Pela descrição acima, reconheço meus professores reclamando dos relatórios que tinham que entregar a Brasília — especialmente no programa de pós-graduação, que também precisava ter muitos, muitos alunos para se justificar, então os alunos eram admitidos mesmo que estivessem interessados apenas em receber uma bolsa de pesquisa e adiar o inevitável desemprego. O resultado foi uma horda de doutores para poucas vagas de emprego — que, além disso, eram geralmente temporárias, como nos EUA. O resultado foi excesso de doutores e pouquíssimas vagas. Portanto, os estudantes de pós-graduação não ousavam dizer nada fora da ideologia vigente, temendo nunca passar nos concursos públicos que oferecem empregos estáveis e são administrados por professores. Desde a década de 2010, o wokeismo se tornou a ortodoxia nas universidades públicas. O governo federal adotou essa moda e empoderou seus bajuladores em todo o Brasil. Nas universidades brasileiras, então, o wokismo tem mais a ver com a bajulação de professores e aspirantes a professores do que com a pressão estudantil. Isso confirma a explicação do Professor Robbins, já que os distúrbios "woke" nos EUA, onde os professores têm menos poder, são muito mais graves do que no Brasil (onde nada parecido com o caso Evergreen jamais ocorreu, e a violência física é rara).
O professor Robbins também aponta o efeito das métricas na qualidade. Primeiro, há pressão para aprovar alunos a fim de favorecer essas métricas – um fato bem conhecido no Brasil, tanto no setor público quanto no privado. Além disso, essas métricas “favorecem cursos grandes ou online que podem processar centenas de alunos simultaneamente. Todos sabem que uma palestra com 300 pessoas é mais 'eficiente' do que vinte seminários com 15 pessoas, independentemente da qualidade pedagógica. Em seminários menores, posições extremas enfrentam questionamentos e discussões de colegas e professores. Há pouca oportunidade para diálogo ou troca intelectual em uma palestra ou formato online. Um professor carismático pode apresentar pontos de vista ousados para centenas de alunos ao mesmo tempo, sem nenhuma oportunidade significativa para debate. As métricas mostrarão alto número de matrículas e utilização eficiente de recursos.”
Aqui temos os mesmos problemas das universidades privadas brasileiras durante a era da expansão, exceto pelo fato de o professor carismático alcançar o status de celebridade — porque no Brasil as universidades públicas ainda são as mais procuradas e não há turmas com 300 alunos. No entanto, o fenômeno dos professores carismáticos também começa a aparecer por aqui, com iniciativas como a Faculdade Mar Atlântico, de um instagrammer de direita, e os programas de pós-graduação vendidos pela ICL, uma plataforma de marketing digital de esquerda. O mundo dos coaches se cruza, online, com o dos diplomas universitários. Vamos ver se pega.

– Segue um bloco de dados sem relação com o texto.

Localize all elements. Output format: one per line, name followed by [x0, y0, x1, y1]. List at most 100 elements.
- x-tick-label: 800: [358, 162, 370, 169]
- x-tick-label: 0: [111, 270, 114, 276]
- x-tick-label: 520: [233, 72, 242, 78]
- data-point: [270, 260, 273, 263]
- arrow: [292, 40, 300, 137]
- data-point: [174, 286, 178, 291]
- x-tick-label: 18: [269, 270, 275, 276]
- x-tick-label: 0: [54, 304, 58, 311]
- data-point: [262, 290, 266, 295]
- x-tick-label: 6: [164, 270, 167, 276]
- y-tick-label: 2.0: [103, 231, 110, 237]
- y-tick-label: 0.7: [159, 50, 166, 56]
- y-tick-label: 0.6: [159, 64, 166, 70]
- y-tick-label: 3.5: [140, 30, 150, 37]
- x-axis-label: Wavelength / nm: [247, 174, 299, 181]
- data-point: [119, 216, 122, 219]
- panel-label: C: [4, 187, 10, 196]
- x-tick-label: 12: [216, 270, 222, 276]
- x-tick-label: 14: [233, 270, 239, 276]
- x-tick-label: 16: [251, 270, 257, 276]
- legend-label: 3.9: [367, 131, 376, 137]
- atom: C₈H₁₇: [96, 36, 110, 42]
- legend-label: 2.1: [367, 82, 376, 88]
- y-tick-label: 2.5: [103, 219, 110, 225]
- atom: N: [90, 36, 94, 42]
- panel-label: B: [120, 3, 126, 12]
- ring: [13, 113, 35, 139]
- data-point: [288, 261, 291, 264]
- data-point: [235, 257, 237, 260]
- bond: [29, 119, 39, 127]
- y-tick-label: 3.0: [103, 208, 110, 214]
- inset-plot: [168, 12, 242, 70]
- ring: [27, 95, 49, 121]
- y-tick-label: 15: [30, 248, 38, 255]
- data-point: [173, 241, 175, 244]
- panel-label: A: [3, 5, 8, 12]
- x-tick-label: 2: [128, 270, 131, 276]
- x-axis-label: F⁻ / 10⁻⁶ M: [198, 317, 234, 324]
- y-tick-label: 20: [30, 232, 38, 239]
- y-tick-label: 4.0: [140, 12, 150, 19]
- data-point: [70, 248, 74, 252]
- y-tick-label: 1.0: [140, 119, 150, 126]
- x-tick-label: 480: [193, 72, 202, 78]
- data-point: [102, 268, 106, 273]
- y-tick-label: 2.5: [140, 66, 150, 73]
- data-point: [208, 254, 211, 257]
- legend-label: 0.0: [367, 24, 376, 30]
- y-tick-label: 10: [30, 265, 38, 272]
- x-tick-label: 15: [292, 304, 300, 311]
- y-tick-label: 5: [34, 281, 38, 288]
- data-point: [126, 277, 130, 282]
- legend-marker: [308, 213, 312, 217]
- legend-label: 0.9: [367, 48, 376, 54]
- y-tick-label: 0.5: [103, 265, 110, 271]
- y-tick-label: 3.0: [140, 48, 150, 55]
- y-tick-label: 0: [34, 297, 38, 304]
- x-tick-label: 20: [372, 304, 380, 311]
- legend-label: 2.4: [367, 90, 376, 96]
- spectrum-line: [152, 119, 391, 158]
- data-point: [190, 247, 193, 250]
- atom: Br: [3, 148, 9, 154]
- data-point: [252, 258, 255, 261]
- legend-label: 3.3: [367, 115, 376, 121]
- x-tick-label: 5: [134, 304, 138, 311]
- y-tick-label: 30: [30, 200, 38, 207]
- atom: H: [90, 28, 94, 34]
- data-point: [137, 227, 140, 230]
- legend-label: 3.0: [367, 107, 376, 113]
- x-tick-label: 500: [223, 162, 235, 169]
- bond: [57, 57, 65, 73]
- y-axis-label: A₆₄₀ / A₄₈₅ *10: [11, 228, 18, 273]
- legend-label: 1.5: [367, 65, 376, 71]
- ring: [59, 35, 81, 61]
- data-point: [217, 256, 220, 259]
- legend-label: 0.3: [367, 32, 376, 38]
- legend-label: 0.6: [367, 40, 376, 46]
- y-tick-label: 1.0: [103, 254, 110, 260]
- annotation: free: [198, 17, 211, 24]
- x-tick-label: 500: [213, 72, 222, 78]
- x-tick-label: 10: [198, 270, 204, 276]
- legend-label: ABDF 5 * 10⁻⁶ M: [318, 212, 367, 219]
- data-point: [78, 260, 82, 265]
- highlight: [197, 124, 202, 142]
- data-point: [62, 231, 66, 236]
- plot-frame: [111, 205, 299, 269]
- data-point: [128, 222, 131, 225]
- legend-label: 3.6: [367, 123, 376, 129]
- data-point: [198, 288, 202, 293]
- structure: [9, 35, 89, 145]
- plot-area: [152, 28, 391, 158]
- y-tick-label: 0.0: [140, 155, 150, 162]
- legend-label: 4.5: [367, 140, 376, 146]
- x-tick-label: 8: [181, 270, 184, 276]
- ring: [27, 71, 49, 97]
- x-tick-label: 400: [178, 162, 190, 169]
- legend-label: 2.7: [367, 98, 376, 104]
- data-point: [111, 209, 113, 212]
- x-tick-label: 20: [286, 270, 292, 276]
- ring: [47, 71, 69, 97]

Bem, o que podemos concluir é que o esfacelamento das universidades em todo o Ocidente provavelmente decorre de um modelo de gestão americano de 2002, que desvaloriza tanto o professor quanto a produção de conhecimento em favor de métricas empresariais de "eficiência" que tratam o aluno como um cliente. Tracei um paralelo com o Brasil, e leitores estrangeiros certamente podem comparar com seu país de origem.